On 9–20 November 2026, the world’s climate leaders gathered in Antalya, Turkey, for the 31st UN Climate Change Conference (COP31). The meeting was widely seen as a turning point: after the first Global Stocktake and the establishment of a New Collective Quantified Goal (NCQG) at COP30, negotiators now faced the hard task of translating ambition into concrete action.
From promises to performance
The conference’s core mandate was clear – make sure that the three pillars of the Paris Agreement—mitigation, adaptation and finance—are not just talked about but actively implemented. Nations presented updated Nationally Determined Contributions (NDCs 3.0) that were more specific, measurable and time‑bound than ever before.
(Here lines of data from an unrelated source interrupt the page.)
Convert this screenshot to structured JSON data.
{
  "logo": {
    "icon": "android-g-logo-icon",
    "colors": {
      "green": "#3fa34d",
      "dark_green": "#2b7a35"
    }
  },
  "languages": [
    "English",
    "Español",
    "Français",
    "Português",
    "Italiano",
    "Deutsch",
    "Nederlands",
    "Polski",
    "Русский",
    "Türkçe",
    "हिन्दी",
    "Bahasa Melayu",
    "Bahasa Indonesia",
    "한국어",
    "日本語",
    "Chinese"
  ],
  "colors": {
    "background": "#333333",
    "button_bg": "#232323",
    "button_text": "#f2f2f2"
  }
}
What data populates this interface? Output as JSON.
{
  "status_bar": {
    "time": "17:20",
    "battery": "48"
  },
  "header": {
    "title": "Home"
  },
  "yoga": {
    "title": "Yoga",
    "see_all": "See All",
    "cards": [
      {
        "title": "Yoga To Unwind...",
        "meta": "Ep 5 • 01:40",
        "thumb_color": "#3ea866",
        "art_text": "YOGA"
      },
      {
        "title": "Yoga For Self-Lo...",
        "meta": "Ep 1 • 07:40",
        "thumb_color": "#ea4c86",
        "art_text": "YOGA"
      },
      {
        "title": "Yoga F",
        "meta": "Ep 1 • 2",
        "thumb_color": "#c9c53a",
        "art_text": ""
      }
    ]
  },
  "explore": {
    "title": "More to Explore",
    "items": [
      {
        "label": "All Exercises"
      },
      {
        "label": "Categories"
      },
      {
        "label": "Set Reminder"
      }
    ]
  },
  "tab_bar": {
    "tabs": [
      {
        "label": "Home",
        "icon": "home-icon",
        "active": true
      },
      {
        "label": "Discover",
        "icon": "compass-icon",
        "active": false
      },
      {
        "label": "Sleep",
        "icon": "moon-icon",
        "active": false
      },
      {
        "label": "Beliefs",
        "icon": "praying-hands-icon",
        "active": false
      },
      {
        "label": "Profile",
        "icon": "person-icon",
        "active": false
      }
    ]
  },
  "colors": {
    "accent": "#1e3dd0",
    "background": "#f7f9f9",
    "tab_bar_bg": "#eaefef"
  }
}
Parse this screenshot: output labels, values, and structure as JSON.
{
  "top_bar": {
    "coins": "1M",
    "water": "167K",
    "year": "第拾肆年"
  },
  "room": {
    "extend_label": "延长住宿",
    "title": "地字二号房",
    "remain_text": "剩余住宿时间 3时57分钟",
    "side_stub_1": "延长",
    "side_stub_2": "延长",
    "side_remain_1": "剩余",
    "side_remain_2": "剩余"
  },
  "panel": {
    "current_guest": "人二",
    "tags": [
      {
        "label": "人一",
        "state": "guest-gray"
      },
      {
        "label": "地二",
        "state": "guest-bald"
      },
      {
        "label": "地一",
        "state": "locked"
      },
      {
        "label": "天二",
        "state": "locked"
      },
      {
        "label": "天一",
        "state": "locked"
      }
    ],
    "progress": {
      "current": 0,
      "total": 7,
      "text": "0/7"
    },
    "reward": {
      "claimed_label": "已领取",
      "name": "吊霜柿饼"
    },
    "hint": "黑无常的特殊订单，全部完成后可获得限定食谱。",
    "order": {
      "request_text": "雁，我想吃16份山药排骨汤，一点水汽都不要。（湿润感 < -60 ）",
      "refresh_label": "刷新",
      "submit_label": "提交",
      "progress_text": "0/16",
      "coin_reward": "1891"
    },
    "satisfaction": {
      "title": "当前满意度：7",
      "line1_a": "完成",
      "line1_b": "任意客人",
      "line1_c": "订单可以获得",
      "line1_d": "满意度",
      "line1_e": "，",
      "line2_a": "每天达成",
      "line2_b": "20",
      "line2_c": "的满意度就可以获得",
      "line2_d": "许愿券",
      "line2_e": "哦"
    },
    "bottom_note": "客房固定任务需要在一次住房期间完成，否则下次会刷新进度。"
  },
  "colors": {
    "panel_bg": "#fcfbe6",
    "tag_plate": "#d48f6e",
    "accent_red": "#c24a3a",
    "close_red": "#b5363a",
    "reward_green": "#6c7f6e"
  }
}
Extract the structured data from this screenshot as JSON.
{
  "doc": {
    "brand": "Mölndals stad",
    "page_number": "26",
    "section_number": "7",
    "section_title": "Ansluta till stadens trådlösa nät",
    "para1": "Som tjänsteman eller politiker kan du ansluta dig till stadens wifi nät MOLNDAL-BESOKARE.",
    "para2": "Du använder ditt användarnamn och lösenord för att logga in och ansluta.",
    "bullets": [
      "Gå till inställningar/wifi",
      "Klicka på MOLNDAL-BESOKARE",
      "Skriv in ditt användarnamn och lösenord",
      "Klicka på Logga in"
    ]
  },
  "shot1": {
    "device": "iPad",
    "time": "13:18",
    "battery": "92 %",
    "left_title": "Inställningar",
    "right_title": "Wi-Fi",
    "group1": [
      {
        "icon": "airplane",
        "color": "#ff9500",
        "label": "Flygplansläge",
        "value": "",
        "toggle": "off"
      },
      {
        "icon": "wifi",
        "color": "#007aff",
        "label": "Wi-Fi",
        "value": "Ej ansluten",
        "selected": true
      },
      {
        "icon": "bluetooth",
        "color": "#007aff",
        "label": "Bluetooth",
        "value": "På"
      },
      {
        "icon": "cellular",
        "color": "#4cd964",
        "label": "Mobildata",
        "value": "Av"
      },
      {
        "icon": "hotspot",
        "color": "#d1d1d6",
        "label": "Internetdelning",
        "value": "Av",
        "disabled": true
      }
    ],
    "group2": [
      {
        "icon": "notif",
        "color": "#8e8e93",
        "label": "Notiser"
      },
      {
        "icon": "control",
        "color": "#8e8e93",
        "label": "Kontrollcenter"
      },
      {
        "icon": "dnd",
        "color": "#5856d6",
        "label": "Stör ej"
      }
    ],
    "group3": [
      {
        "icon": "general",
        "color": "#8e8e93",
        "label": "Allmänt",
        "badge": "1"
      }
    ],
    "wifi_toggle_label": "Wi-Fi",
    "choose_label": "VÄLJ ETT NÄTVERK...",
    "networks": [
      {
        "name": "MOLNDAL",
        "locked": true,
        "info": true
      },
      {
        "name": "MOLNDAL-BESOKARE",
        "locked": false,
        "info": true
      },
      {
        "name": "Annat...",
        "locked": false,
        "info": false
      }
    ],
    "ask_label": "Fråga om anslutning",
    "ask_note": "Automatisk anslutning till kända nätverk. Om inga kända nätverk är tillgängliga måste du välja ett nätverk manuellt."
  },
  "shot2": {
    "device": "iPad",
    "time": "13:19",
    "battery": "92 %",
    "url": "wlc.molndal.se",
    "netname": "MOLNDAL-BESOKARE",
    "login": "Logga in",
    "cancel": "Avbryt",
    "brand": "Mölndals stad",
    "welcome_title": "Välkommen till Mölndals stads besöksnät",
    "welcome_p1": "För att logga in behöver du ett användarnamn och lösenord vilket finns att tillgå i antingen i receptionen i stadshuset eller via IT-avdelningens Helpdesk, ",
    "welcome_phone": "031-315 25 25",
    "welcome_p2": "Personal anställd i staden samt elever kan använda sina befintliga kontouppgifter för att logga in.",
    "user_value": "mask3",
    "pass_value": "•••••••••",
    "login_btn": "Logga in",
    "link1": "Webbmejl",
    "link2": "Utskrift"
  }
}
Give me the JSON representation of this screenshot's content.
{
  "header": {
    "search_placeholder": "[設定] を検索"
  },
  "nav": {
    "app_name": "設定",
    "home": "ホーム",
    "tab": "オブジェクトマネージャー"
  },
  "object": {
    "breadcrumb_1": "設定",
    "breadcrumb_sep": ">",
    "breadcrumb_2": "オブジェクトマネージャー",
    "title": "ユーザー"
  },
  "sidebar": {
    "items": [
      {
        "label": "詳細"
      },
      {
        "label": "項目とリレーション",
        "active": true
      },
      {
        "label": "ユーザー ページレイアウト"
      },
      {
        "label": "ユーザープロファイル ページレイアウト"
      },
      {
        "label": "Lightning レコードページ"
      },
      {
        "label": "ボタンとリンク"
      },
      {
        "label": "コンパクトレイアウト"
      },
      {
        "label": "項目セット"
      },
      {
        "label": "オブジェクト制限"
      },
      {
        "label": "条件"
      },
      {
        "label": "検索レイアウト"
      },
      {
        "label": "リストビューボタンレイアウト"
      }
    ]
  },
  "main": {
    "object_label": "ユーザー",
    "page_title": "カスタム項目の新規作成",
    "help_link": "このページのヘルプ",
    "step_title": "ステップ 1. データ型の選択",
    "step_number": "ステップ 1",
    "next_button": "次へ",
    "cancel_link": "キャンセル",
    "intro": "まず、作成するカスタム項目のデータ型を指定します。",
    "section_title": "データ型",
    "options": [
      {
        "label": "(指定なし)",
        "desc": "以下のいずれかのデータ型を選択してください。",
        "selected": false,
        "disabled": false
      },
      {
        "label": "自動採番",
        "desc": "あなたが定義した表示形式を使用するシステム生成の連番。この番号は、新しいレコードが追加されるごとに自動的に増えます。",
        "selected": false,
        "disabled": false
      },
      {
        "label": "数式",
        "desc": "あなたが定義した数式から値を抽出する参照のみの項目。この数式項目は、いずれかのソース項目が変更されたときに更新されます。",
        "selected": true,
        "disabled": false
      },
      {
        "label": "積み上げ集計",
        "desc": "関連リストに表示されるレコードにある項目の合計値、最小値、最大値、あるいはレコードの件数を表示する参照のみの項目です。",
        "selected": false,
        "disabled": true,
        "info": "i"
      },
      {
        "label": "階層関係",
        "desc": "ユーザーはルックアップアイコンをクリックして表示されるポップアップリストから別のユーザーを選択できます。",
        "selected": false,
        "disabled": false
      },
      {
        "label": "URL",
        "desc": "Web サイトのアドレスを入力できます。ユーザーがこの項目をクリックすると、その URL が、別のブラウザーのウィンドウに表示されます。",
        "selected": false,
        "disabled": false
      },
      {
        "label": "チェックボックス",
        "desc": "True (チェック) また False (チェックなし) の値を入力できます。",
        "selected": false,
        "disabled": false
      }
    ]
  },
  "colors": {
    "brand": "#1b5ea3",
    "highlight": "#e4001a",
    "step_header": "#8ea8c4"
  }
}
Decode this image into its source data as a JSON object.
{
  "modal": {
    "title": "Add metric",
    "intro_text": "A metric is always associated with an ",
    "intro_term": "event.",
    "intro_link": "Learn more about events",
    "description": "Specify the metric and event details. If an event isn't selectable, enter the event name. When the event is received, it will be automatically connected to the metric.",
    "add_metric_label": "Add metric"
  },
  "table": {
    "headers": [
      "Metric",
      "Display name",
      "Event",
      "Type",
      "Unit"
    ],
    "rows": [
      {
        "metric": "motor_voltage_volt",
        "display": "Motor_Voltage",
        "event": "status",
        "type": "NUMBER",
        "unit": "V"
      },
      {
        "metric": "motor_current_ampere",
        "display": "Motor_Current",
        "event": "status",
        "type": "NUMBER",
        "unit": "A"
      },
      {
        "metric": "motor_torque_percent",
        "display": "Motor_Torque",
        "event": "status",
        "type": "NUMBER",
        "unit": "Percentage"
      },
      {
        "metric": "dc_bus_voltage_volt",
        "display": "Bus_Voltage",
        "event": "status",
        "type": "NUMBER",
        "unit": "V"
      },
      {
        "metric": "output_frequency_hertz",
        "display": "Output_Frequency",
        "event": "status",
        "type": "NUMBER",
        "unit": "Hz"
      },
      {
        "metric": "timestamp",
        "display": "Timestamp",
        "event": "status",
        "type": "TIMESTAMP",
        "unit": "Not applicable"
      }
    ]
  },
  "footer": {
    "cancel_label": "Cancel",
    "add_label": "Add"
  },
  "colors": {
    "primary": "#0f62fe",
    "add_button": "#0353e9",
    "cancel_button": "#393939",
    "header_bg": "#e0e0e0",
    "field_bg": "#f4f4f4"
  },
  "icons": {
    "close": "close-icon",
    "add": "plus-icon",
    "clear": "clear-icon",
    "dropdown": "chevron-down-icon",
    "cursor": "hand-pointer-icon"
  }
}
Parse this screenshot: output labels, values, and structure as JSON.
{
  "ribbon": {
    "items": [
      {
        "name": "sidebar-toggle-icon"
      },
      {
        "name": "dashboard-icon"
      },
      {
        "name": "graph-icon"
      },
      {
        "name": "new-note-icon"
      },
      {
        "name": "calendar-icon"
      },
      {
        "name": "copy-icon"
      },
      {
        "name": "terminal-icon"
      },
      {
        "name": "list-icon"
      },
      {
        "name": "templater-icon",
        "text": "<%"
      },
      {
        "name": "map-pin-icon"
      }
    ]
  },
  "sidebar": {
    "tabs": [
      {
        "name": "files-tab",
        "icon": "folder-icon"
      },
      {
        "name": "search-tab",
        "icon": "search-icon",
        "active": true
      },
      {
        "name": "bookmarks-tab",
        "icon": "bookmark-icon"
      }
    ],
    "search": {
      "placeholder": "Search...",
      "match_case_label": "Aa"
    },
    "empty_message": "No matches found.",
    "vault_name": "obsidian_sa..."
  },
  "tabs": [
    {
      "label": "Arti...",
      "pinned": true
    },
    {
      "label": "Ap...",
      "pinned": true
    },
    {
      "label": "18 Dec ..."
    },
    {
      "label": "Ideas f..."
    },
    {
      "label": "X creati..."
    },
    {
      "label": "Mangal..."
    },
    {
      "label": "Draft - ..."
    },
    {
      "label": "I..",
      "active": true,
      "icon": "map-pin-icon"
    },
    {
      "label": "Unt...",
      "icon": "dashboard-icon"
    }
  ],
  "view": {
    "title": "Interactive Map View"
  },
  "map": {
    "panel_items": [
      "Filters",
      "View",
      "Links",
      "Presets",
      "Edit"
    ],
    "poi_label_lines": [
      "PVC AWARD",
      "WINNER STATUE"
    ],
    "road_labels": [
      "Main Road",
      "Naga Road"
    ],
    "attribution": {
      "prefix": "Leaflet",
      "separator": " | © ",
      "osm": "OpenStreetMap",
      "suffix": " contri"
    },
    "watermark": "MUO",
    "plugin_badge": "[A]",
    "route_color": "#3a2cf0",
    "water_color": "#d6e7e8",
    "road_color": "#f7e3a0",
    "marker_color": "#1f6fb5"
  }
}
“We have moved from rhetoric to concrete commitments,” said the COP31 Chair, Ambassador Yasmine Al‑Haddad of Turkey. “The next decade will be judged by how quickly we can turn plans into results.”
Key outcomes
1️⃣ Mitigation targets: 70% of countries committed to reducing emissions intensity by at least 45% by 2030, with a new global net‑zero pathway set for 2050.
2️⃣ Adaptation funding: A binding pledge of $300 billion per year in climate finance was ratified, with an emphasis on resilience projects in vulnerable regions.
3️⃣ Implementation mechanisms: The COP31 Presidency launched the Global Implementation Tracker (GIT), a digital platform that will monitor progress against agreed indicators and publish quarterly reports.
Implications for the future
The decisions taken in Antalya could determine whether the world stays below 1.5 °C. With stronger NDCs, more robust finance flows and a transparent tracking system, COP31 has set the stage for an unprecedented level of accountability.